Building efficient concurrent data structures that scale to the level of GPU parallelism is a challenging problem. Solutions designed for the CPU do not scale to the thousands of cores that modern GPUs offer. In this dissertation, we show how to efficiently build a lock-based B-Tree on the GPU; then, we show how to extend the B-Tree to support snapshots and linearizable multipoint queries. Finally, we show how to compose a special-purpose data structure from general-purpose ones (e.g., hash tables) and discuss the design decisions that make composing data structures easy.
Our B-Tree supports concurrent queries (point, range, and successor) and updates (insertions and deletions). The B-Tree design use fine-grain locks to synchronize between concurrent updates, yet with clever design designs that reduce contention, the tree provide high update throughput. We show how our cache-aware B-Tree design take advantage of the cache-hierarchy of the GPU, achieving lookup throughput that exceeds the DRAM bandwidth of the GPU.
We address the critical question of understanding and providing semantics for concurrent updates and multipoint queries (e.g., range query). Using linearizability, we offer an intuitive understanding of concurrent operations. We show how to build a linearizable GPU B-Tree that uses snapshots to ensure linearizable multipoint queries. To support our snapshot B-Tree, we design a GPU epoch-based-reclamation scheme.

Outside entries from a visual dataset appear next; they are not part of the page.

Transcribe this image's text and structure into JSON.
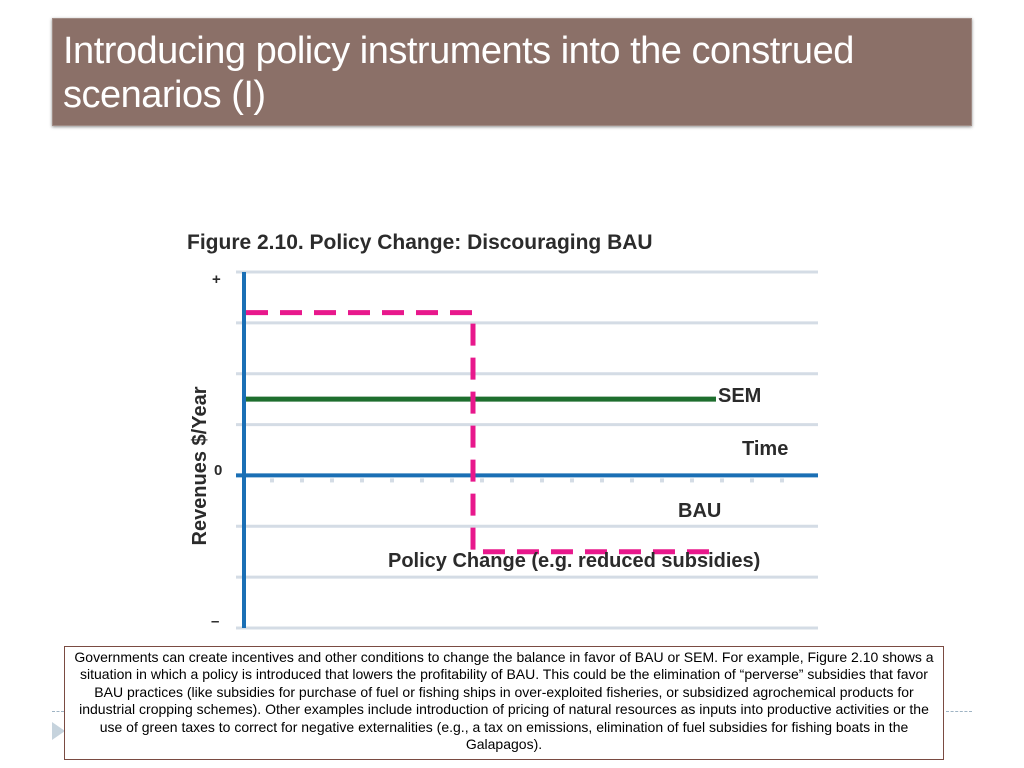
{
  "slide": {
    "title": "Introducing policy instruments into the construed scenarios (I)",
    "caption": "Governments can create incentives and other conditions to change the balance in favor of BAU or SEM. For example, Figure 2.10 shows a situation in which a policy is introduced that lowers the profitability of BAU. This could be the elimination of “perverse”  subsidies that favor BAU practices (like subsidies for purchase of fuel or fishing ships in over-exploited fisheries, or subsidized agrochemical products for industrial cropping schemes). Other examples include introduction of pricing of natural resources as inputs into productive activities or the use of green taxes to correct for negative externalities (e.g., a tax on emissions, elimination of fuel subsidies for fishing boats in the Galapagos).",
    "colors": {
      "title_bg": "#8b7068",
      "title_text": "#ffffff",
      "caption_border": "#7a4b42"
    }
  },
  "chart_data": {
    "type": "line",
    "title": "Figure 2.10. Policy Change: Discouraging BAU",
    "ylabel": "Revenues  $/Year",
    "y_tick_labels": [
      "+",
      "0",
      "–"
    ],
    "x": [
      0,
      1,
      2
    ],
    "ylim": [
      -3,
      4
    ],
    "grid": true,
    "series": [
      {
        "name": "SEM",
        "style": "solid",
        "color": "#1e6e2e",
        "values": [
          1.5,
          1.5,
          1.5
        ]
      },
      {
        "name": "BAU",
        "style": "dashed",
        "color": "#e8188c",
        "values": [
          3.2,
          -1.5,
          -1.5
        ]
      }
    ],
    "zero_line_label": "Time",
    "annotation": "Policy Change (e.g. reduced subsidies)",
    "colors": {
      "axis": "#1a6fb5",
      "grid": "#d4dce5"
    }
  }
}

Finally, we show how to compose a graph data structure from general-purpose hash tables resulting in a hash-based graph data structure that excels at updates and point queries. Our graph data structure outperforms sorted-array-based solutions. The design of the data structure is a general one such that we can replace the hash tables with a B-Tree to address graph problems that require sorted adjacency lists.